Some time ago I came across a situation where four suppliers were selling the same commodity to a large company in the financial sector. Each of the four suppliers received a nominal 25% of the business but was measured on its ability to deliver the boxed goods within a certain turnaround time from order to receipt. Any supplier missing the deadline was marked down and received a lower percentage of the orders in the following month. So far, so fair, one would think.

However, one of these suppliers was a specialist in its field, the other three more generalists, supplying other categories as well as the one in question. The Specialist was the only vendor who could supply more niche products within the category and thus their quarter of the business comprised a much higher proportion of "hard to source" items than their competitors. You can see where this is going, I suspect. The niche items were subject to longer, more variable lead times, causing that supplier to more frequently miss the delivery SLA. The result was a gradual reduction in the business put their way until they ended up receiving ONLY orders for the niche products. Ultimately that supplier withdrew from the arrangement entirely. The buying company had to then find another vendor for those items, a process that was difficult and costly.

The company maintained that the system for assessing and maintaining supplier performance was straightforward, transparent and represented a level playing field but in reality it was anything but fair. The seemingly slight differences between the suppliers and how they operated led to a disproportionate gap in their performance scores. If the system of metrics excluded items that only one supplier could provide the share of business going to each would have been more equitable and stable.

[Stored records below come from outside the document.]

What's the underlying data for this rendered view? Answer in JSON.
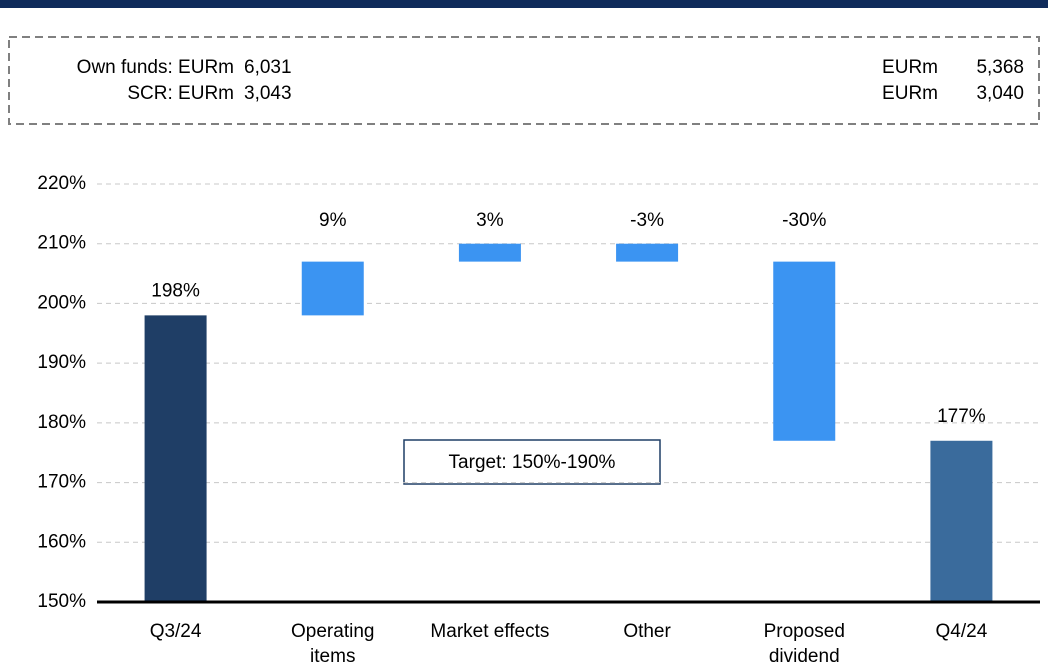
{
  "chart_data": {
    "type": "waterfall",
    "info_box": {
      "left": [
        {
          "label": "Own funds: EURm",
          "value": "6,031"
        },
        {
          "label": "SCR: EURm",
          "value": "3,043"
        }
      ],
      "right": [
        {
          "label": "EURm",
          "value": "5,368"
        },
        {
          "label": "EURm",
          "value": "3,040"
        }
      ]
    },
    "categories": [
      "Q3/24",
      "Operating\nitems",
      "Market effects",
      "Other",
      "Proposed\ndividend",
      "Q4/24"
    ],
    "values": [
      198,
      9,
      3,
      -3,
      -30,
      177
    ],
    "value_labels": [
      "198%",
      "9%",
      "3%",
      "-3%",
      "-30%",
      "177%"
    ],
    "total": [
      true,
      false,
      false,
      false,
      false,
      true
    ],
    "colors": [
      "#1f3e66",
      "#3b94f2",
      "#3b94f2",
      "#3b94f2",
      "#3b94f2",
      "#3a6b9c"
    ],
    "ylim": [
      150,
      220
    ],
    "yticks": [
      {
        "value": 150,
        "label": "150%"
      },
      {
        "value": 160,
        "label": "160%"
      },
      {
        "value": 170,
        "label": "170%"
      },
      {
        "value": 180,
        "label": "180%"
      },
      {
        "value": 190,
        "label": "190%"
      },
      {
        "value": 200,
        "label": "200%"
      },
      {
        "value": 210,
        "label": "210%"
      },
      {
        "value": 220,
        "label": "220%"
      }
    ],
    "grid": true,
    "annotation": "Target: 150%-190%"
  }
}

Like a policy of economic control the rules of performance measurement, once set, can be perturbed by minor fluctuations. Keeping that in mind whilst determining a strategy for supplier relationships is important.

Fundamentally, the purpose of managing the relationship with your suppliers is to maximise the results, whether they be in terms of savings, efficiency, cost reduction and so on. Fitting a layer of strict empirical measurements on top of your dealings with each supplier may lead you to make the wrong assessment as to their value to your organisation and artificially report good performance as bad or vice versa.

Consequently, your supplier performance software needs to give you the latitude to craft specific combinations of hard metrics, softer qualitative assessments and to create plans of action that can be applied to the whole supplier base or targeted right down to an individual supplier level, if required. Software, by its very nature, is extremely good at permitting you to repeat the same tasks identically over and over, and to apply the same rules to many cases, but ensuring you can be flexible and allow for exceptions requires a practice of using the software in the right way.

So, the Art of supplier relationship management is in ensuring that the software can let you take into account the diversity within your supplier base, take advantage of your suppliers' strengths whilst giving you the freedom to act to improve things where needed. Yes, you want a clear view of how your suppliers are performing. However having a one-size-fits-all solution, with too hard and fast a set of KPIs and too scientific a methodology for performance analysis can lead to a distortion of that view.

By combining appropriate quantitative and qualitative measures, and by implementing action plans for improvements in a smart and collaborative fashion with your suppliers you can create a system that will help them help you.